Mr Watts is 56 years old and starting to consider retirement. He currently earns £45,000 per annum and received an annuity quote from his current provider. Mr Watts’ pension is valued at approximately £620,000 and expected to provide an income of £24,500 gross per annum after paying his a tax free lump sum of £155,000. However, this will not provide any death benefits to his family if he dies after the first 10 years, and the income will stay level for his life.
Our Client’s Needs
Mr Watts has asked for an explanation of the changes to pension rules following the budget announcement in March. While the income that the annuity is expected to provide is suitable, it’s not the same as his current salary and he’s heard that an annuity might not be the best option available.
Income drawdown has been available to retirees for some time; however, the maximum income limits are now far greater. In addition to this, from 2015 the income limits will be completely removed.
After assessing Mr Watts as being willing to take a moderate risk with his pension investments, we have advised that he could enter income drawdown rather than purchase an annuity. He would be able to draw an income from his fund of £34,875 gross as well as taking the tax free lump sum. This is £10,375 greater than the available annuity.
For this income to be sustainable, we recommended an investment strategy designed to provide liquid capital of £35,000 per annum with the remaining fund targeted to keep pace with inflation. We also agreed to manage this on a regular basis to ensure that Mr Watts is on track to meet his goals.

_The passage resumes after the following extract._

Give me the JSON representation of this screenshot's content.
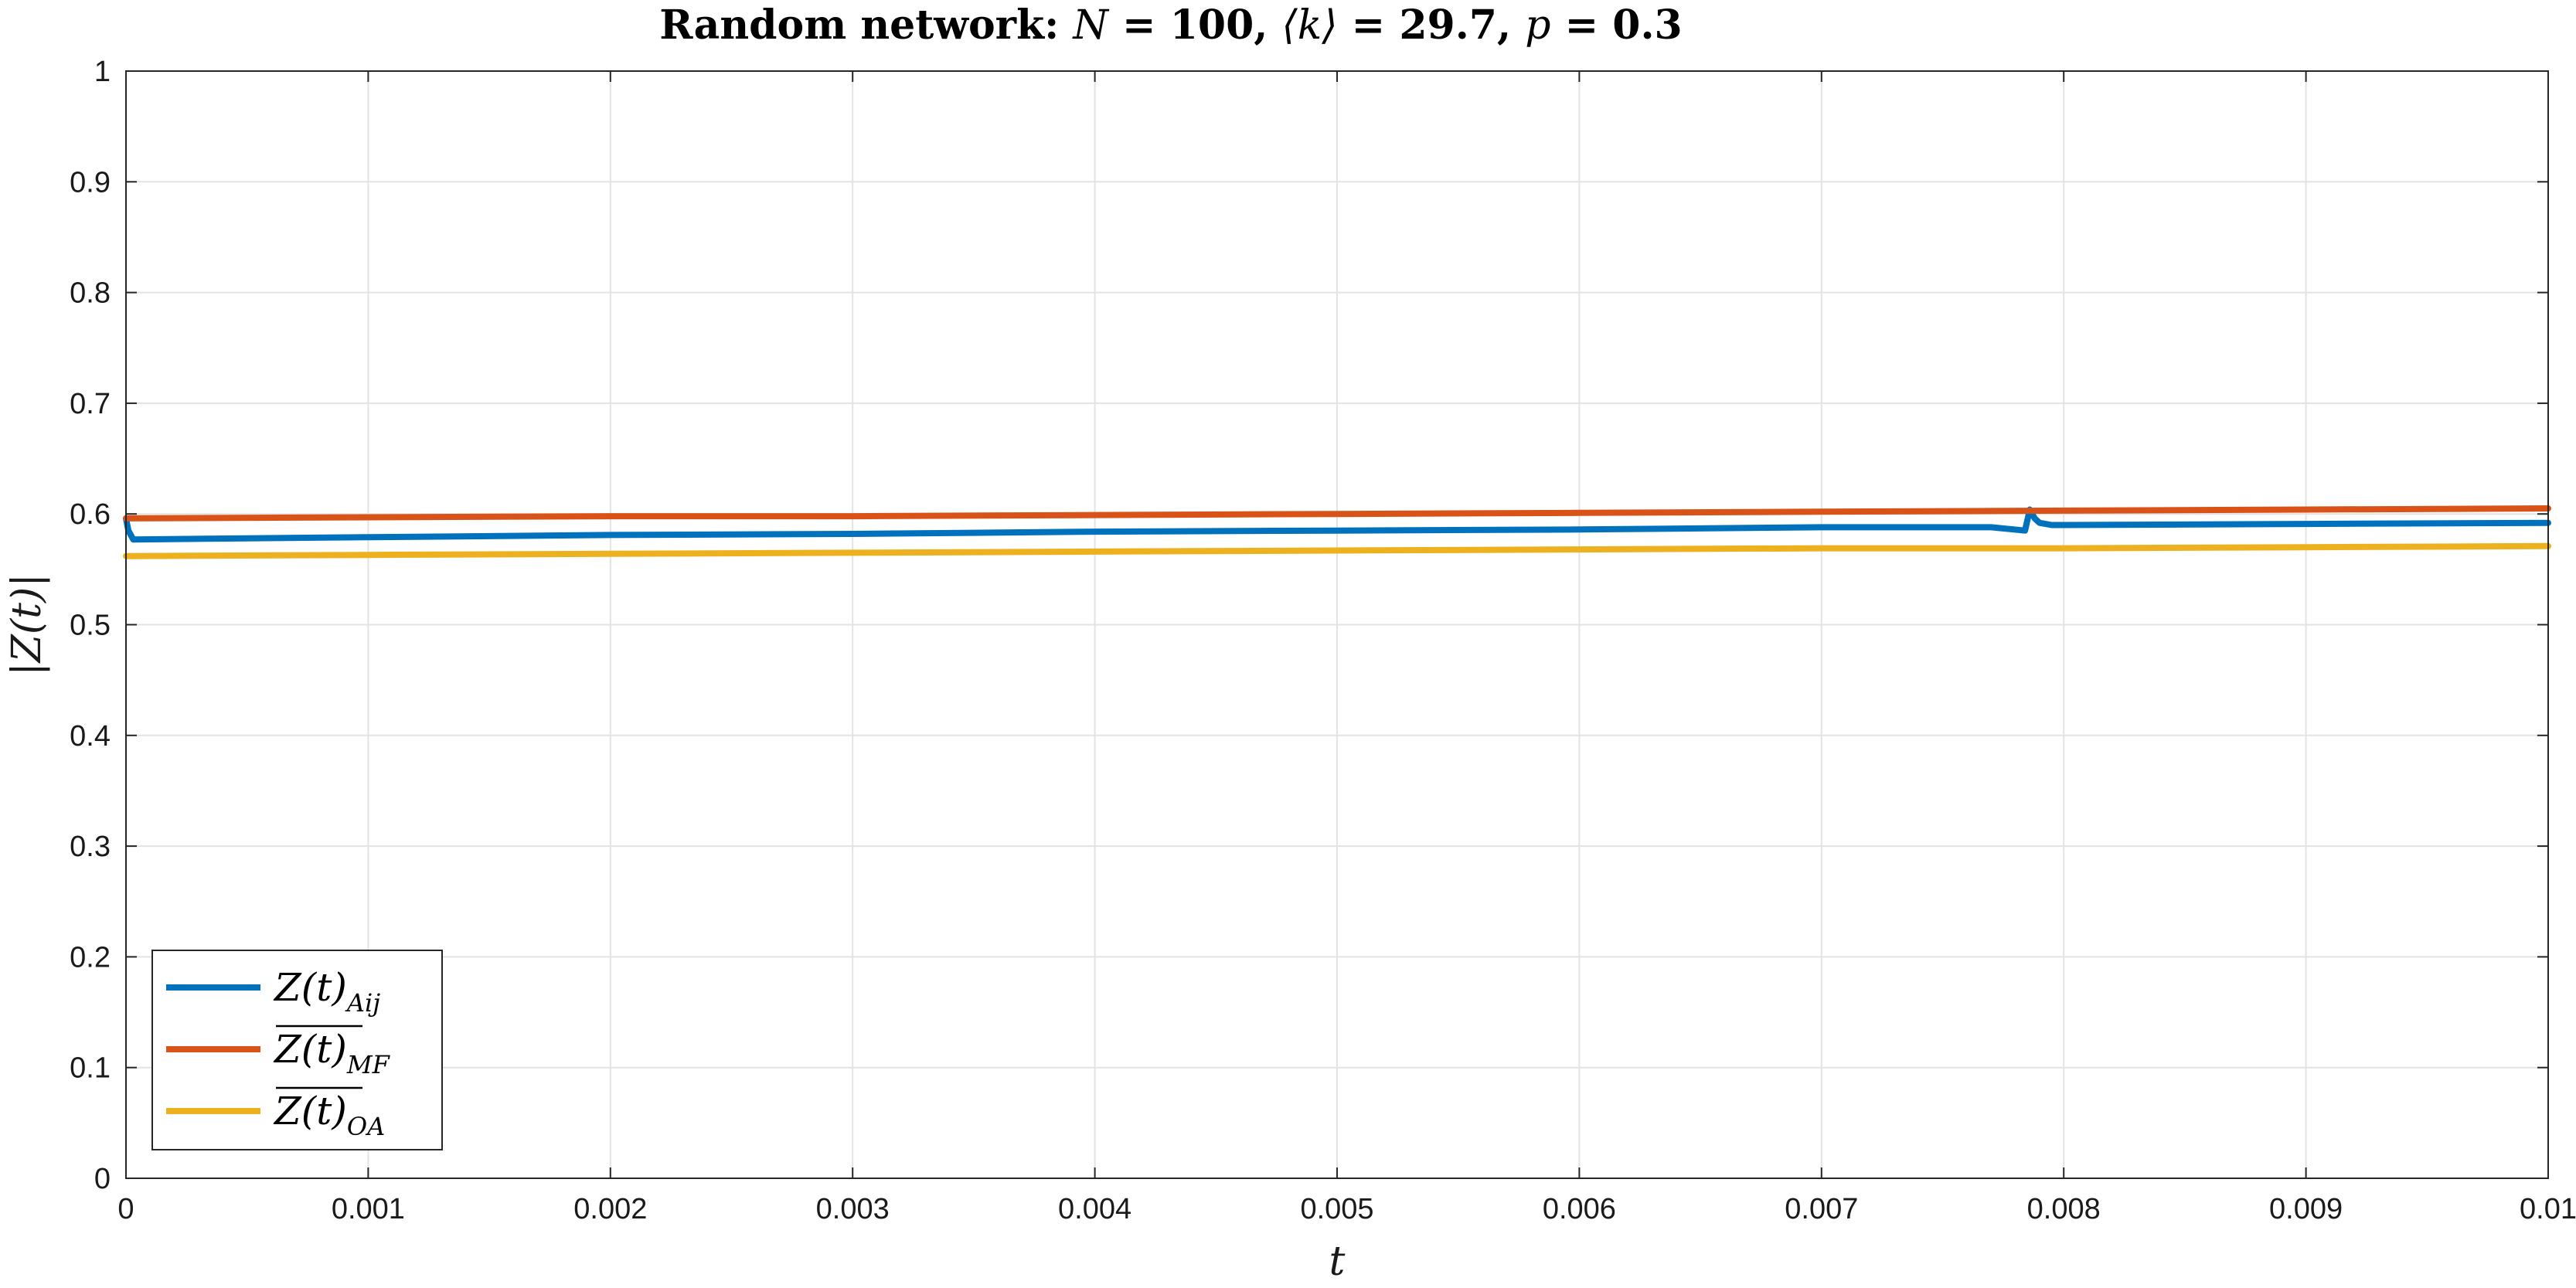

From 2015 the income limit will be removed completely and Mr Watts will be able to draw as high an income as he likes, the risk being that the income is taxable and it is likely that taking a high income will erode the value of the pension. However, it does mean that in years where expenditure may be higher, Mr Watts can withdraw more from the fund and in other years draw less.
By taking our advice, instead of purchasing an annuity Mr Watts has achieved:
- A higher income – though not guaranteed for life, an initial income of £34,875 against £24,500.
- Retained control of his pension capital – he will keep the pension capital invested rather than paying the entire sum to an annuity provider for a lifetime income.
- Greater death benefits for his spouse or children – his wife could continue income drawdown in the event of his death or the fund could pay out as a lump sum, less 55% tax. The annuity on offer pays no death benefits after the first 10 years, benefits could be added at outset but this would reduce the income paid to Mr Watts significantly.
- From 2015, the ability to take out as much of the pension as he likes – this allows him to cover fluctuating expenditure or make large one-off purchases, like a car or boat.
- Potential for his fund to grow in value – if pension investments grow, he and his family will see greater benefits in the future, compared to a fixed-sum, sole life income.
- The opportunity to purchase an annuity in the future – if annuity rates are higher or if his health is impaired, an annuity may become more attractive in the future.